Looking back at data-driven innovation in banking
During my tenure at a retail bank developing digital offerings, I frequently encountered the reality that "you can't have your cake and eat it too." Trade-offs are inherent to innovation in regulated, risk-averse sectors like banking.
Typically, promising concepts face modification through various constraints — regulatory compliance, security protocols, infrastructure limitations — culminating in secure, compliant solutions that often lack market viability. Much of my work involved creative problem-solving to preserve innovation while navigating internal obstacles.
Data monetization projects proved particularly exciting. The goal was transforming underutilized value in credit and debit transaction data into benefits for both retail and corporate clients. However, the primary barrier emerged unexpectedly: the data protection officer's office.
Innovation vs. Privacy
Customer data falls under stringent protection legislation. Using GDPR as a framework, three major privacy obstacles emerge.
1. Legal basis
Data-driven innovations typically require explicit customer consent. While other processing justifications exist (legal compliance obligations), most innovations don't qualify. Achieving consent presents substantial challenges — it must be freely given, specific to intended use, informed, unambiguous, and revocable. Marketing campaigns typically achieve only 15–20% approval rates. Many predictive applications demand a critical mass of data, raising early questions about obtaining sufficient participant consent.
2. Security and confidentiality
Beyond securing legal permission lies implementation security. Processing must guarantee appropriate protection of personal information through multiple measures: access controls, encryption, anonymization. These protections span the entire product lifecycle despite constant feature evolution and infrastructure changes. "Privacy by design" represents the optimal approach — embedding robust privacy frameworks from inception minimizes ongoing effort.
3. Public perception
Legal compliance and technical privacy measures don't guarantee public acceptance. Services perceived as manipulative, biased, or exploitative face rejection. Mark Zuckerberg's 2004 statement — "you can be unethical and still be legal" — reflects attitudes incompatible with banking. Banks require customer trust.
Poor communication alone destroys confidence. A 2014 Dutch bank incident demonstrates how public backlash forced the abandonment of spending-based targeted advertising plans. Transparency, ethical consideration, and recognition of increasingly privacy-literate consumers matter critically.
Should you just give up being innovative?
Privacy violations lack "fail fast" tolerance. Numerous interconnected considerations regarding privacy and security cause many innovators to abandon their efforts. The choice seemingly requires sacrificing either innovation or privacy compliance.
However, forward-thinking organizations recognize substantial commercial value in customer privacy protection. Only privacy-compliant, shareable, monetizable customer data holds genuine commercial worth. A developing PrivacyTech market addresses the modern privacy requirements of organizations operating with customer information.

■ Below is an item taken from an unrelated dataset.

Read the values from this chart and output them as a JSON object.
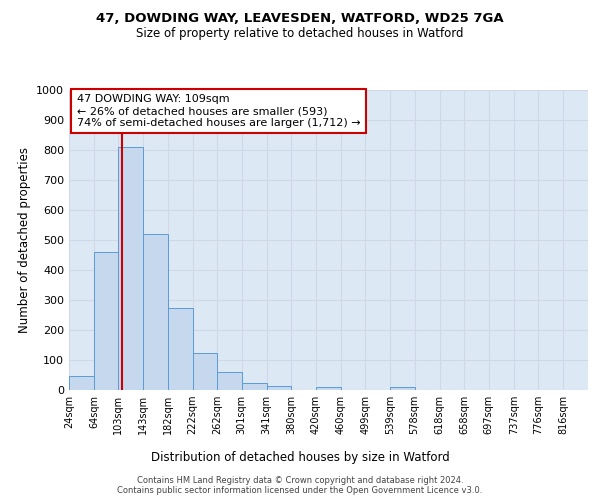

New privacy approaches enable innovation
Three promising privacy techniques emerge as market leaders.
Differential privacy
Differential privacy provides a mathematical framework quantifying how individual data subjects influence database queries and statistical outputs. Tech companies like Google and Apple employ differential privacy for private data analytics. Critics note insufficient transparency in implementation methodologies, with some researchers arguing companies like Apple compromise privacy for improved data utility.
Homomorphic encryption
This class of encryption enables processing operations on encrypted data without decryption. Data remains encrypted throughout processing; secret keys needn't transfer to the processing entity. Output stays encrypted until the key holder reveals it.
AI-generated synthetic data
AI-generated synthetic data represents one of the most innovative PrivacyTech solutions. This artificially generated data mirrors real-world datasets and their statistical properties without containing actual customer information. Consequently, it achieves full anonymization and GDPR exemption.
Conclusion
These three emerging privacy-protection innovations enable banks to extract hidden customer-data value while maintaining maximal privacy safeguards. Organizations cannot justify abandoning data-driven innovation by citing privacy concerns. Rather, advances in privacy protection constitute the pathway toward sustainable data-driven innovation.